Last week I bought Gomes’ book because of the title. I foolishly wondered how the Gospel could be so outrageous. I should have known better, and reading The Scandalous Gospel of Jesus made me feel as though I had come home. For instance on page 79 Gomes writes the following.
“The love of God is not just a sentimental obligation but the incorporation of a worldview that we respond to God as God acts toward us. To be created in God’s image – a view from Hebrew scripture that is reiterated in the Gospels – is to realize that we have been made worthy by one who is worthy. There is something of the divine, of God, in everyone of us” (Gomes, p. 79)
As I read that statement, it was as though I had been transported back in time to that Sunday school classroom. I realized that that classroom and the religious training I received there has been at the center of my life ever since. My belief in that scandalous Gospel has allowed me to do things I might not have done otherwise. It is the reason I do volunteer work. It is the reason I work with all my heart and mind not to be prejudiced against any kind of human being or for that matter to classify human beings as to type. It is the reason I have tried to give a decent percentage of my salary away to charity (not institutionalized religion) each year of my adult life. It is the reason I have pursued my ability as a teacher and talent as an artist (though not always successfully). The alternative would have been to ignore an accidental but fortuitous piece of God that dwells within. It is the reason I took on extra activities in career and life that at times threatened my health. Jesus’ teaching is the reason that I am not defenseless when faced by those who would do harm to me, including those who use their religion as a tool against me. When I have been selfless, generous, kind, and caring toward others than my family and closest friends it is in large part because of those Sunday School classes.
No, I don’t believe I’m some kind of saint. I’m a BIG TIME sinner, and I know it. However, God loves me anyway. And I do pick myself up every time I fall, and promise once again to try to do better. In fact, I’ve gotten rather good at forgiving myself because the world kicks me often enough for sins I have and haven’t committed.

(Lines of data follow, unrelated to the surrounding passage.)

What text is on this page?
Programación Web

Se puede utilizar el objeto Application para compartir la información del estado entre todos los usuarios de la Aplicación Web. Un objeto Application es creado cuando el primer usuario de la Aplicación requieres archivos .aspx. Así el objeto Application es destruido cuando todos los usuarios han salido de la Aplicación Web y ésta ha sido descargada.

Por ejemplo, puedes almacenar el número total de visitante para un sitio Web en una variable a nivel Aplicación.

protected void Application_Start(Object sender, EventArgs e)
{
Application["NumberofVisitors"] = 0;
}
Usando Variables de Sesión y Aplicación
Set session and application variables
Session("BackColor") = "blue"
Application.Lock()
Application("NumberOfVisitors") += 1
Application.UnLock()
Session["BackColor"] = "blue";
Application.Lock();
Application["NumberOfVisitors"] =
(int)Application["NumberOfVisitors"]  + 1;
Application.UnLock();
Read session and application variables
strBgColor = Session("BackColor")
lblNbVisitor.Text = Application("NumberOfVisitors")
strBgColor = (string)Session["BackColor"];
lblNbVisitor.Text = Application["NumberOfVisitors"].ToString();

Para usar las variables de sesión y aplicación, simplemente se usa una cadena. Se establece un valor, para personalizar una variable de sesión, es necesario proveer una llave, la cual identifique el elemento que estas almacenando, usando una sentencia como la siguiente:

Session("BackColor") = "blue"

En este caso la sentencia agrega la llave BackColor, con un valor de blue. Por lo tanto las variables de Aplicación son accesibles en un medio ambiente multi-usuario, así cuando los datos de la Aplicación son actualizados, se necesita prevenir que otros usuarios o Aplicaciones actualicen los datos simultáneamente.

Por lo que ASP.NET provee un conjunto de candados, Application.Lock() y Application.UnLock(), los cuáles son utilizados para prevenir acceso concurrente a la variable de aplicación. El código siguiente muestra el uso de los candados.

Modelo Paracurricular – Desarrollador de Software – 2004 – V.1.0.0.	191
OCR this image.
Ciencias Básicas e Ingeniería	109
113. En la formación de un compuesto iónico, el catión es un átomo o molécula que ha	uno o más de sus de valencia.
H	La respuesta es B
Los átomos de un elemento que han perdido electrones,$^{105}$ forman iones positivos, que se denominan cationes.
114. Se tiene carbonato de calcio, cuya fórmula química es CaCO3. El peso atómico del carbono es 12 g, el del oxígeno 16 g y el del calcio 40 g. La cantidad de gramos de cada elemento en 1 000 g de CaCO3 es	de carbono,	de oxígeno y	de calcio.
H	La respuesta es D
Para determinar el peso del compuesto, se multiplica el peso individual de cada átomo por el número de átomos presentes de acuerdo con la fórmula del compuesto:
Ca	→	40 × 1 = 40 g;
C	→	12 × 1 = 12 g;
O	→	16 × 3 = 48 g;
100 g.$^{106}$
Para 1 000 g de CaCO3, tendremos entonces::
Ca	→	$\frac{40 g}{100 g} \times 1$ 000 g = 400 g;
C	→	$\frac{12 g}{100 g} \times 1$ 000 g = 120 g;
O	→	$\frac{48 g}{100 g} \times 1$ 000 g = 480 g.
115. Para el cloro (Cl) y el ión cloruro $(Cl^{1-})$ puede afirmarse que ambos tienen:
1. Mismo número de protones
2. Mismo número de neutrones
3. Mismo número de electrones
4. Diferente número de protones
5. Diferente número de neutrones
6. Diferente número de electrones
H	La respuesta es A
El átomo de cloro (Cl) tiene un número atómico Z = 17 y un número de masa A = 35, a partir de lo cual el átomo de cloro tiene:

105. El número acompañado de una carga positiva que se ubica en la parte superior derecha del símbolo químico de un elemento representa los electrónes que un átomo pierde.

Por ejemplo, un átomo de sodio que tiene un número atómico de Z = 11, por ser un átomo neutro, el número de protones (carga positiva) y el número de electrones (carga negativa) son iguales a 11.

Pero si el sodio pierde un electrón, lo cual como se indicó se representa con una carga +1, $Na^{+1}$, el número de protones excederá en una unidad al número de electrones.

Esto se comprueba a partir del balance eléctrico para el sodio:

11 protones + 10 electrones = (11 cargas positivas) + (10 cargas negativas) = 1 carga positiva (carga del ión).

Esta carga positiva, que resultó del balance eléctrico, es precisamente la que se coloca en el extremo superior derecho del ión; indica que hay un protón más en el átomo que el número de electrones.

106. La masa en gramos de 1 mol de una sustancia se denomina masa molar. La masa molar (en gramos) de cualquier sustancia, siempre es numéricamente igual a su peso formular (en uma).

Strangely enough all of this is the main reason that I believe this election year to be extremely important. It is increasingly apparent to everyone that the nation has arrived at a crossroad. Each of us must decide not only for which candidate to vote, but also each of us must decide whether to continue down the well-trodden road paved with greed, fear and hate of the past 8 years. Or do we decide to turn down the poorly paved but well marked alternative road and reaffirm the lessons learned at parents knee and our places of worship. Do we choose the road less traveled in which Jesus’ very real teaching of love and inclusion is applied to the ordinary world in which we live? Can we accept that practitioners of the world’s other great religions might travel alternate routes to the same destination? Can we create hope and change? Can we make a human planet in which we perceive the world as God’s loved creation? Can we each begin to expect all of us to demonstrate love for one another no matter what race, ethnicity, creed, religion, sex or sexual preference? Dare I hope for such a thing?
Gomes, Peter J., The Scandalous Gospel of Jesus: What’s so Good About the Good News? Harper Collins Publishers (New York) 2007.